Cuando llego a tus rodillas hay fiesta en los labios. Un terremoto ondulado gira en tus ojos hacia arriba, hacia abajo, hacia todos los extremos donde el vacío es semilla y flor al mismo tiempo. Una manada de pájaros amazónicos pasa de largo por los entusiastas cuellos en penumbras.

A veces tenemos que volver a empezar porque un beso se despista saboreando los manjares de las lenguas y se despeña piel adentro dejando la sinfonía un tanto a la deriva. Otras veces porque pasan los soldados gritando sus consignas de guerra y de paso destrozan los jardines que ya empiezan a germinar en las espaldas.

Avanzamos hacia nosotros, íntimos, delgados, desnudos del origen a la oreja, de los pechos a las primeras sábanas del mundo. Somos los grandes neutrinos de agujerear las edades de los tiempos y burlar la mortalidad histórica de nuestros cuerpos en flor.

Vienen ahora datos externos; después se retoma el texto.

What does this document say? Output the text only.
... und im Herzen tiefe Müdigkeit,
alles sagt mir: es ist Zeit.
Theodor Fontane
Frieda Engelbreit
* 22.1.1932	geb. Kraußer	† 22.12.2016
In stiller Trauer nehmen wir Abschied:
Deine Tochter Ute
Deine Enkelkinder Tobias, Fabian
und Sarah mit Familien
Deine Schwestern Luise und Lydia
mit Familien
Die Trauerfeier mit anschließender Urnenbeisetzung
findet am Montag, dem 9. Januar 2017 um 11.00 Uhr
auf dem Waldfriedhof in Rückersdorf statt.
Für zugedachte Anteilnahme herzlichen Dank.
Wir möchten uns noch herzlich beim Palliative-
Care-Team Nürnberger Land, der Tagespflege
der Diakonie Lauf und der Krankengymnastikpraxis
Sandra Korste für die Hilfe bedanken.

Cuando llegamos al sitio donde desaparece la pareja y solo queda el vacío que fuimos y seremos, cuando cesan las caricias, cuando los labios dejan de ser un cementerio de besos, sólo entonces ocurre el amor, la danza cósmica, la raza telúrica de las rodillas donde se acumulan todas las posibilidades vitales del mundo. Siempre será la primera vez.